Quasi-Brittle Free Crack Propagation Using Cohesive Dynamics
Monday, May 11, 2015 - 3:35pm - 4:00pm
Geological formations comprised of oil shale are often quasi-brittle. Higher fidelity modeling beyond linear elastic fracture mechanics provides an opportunity to capture the effects of the process zone and softening near crack tips inside these materials. In this talk we present a non-local, nonlinear, cohesive continuum model of peridynamic type for assessing the deformation state inside a quasi-brittle formation. Here interaction forces between material points are initially elastic and then go unstable and soften beyond a critical relative displacement.
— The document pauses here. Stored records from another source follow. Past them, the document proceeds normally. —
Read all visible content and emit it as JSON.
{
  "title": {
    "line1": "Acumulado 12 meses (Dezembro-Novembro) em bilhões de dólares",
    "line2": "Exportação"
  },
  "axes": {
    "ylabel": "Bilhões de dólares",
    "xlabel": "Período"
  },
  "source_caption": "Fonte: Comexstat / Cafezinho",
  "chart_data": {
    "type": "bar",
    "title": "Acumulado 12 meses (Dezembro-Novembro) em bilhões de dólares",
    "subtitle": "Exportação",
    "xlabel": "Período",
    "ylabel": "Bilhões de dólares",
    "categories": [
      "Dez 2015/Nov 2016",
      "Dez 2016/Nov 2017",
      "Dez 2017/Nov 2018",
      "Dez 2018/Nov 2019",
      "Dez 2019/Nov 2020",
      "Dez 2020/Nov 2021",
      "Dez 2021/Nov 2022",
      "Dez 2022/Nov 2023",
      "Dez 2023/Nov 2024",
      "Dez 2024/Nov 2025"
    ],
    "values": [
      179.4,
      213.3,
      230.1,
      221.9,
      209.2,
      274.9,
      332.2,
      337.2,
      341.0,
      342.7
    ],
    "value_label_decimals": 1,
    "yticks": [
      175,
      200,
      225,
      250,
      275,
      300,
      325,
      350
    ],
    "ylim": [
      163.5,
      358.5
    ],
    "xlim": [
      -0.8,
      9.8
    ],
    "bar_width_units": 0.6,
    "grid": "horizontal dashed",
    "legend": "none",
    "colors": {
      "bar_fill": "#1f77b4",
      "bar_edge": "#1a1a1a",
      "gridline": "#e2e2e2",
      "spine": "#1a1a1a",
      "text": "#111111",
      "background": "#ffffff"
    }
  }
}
The evolution inside the deforming body selects whether a material point lies inside or outside the process zone associated with nonlinear behavior. In this model the process zone geometry evolves with the applied load. This is in contrast to a classic cohesive zone fracture model that collapses the process zone onto predetermined fracture surfaces and assumes linear elastic deformation away from these surfaces. In this formulation the natural parameter that controls the size of the process zone is the ratio of the radius of the non-local interaction between material particles relative to the size of the deforming sample. An explicit inequality is identified showing how this relative length scale controls the volume of the process zone. The volume of the process zone is shown to vanish as the non-local interaction distance is decreased to zero. This formulation provides a family of parametrized models interpolating from quasi-brittle to brittle fracture evolution. To emphasize this aspect this we apply Gamma convergence arguments coming from the theory of image processing to discover that the limiting evolution has an energy density associated with a process zone that is confined to a surface. Distinguished limits of cohesive evolutions are identified and are found to have both bounded linear elastic energy and Griffith surface energy in the limit of vanishing non-locality.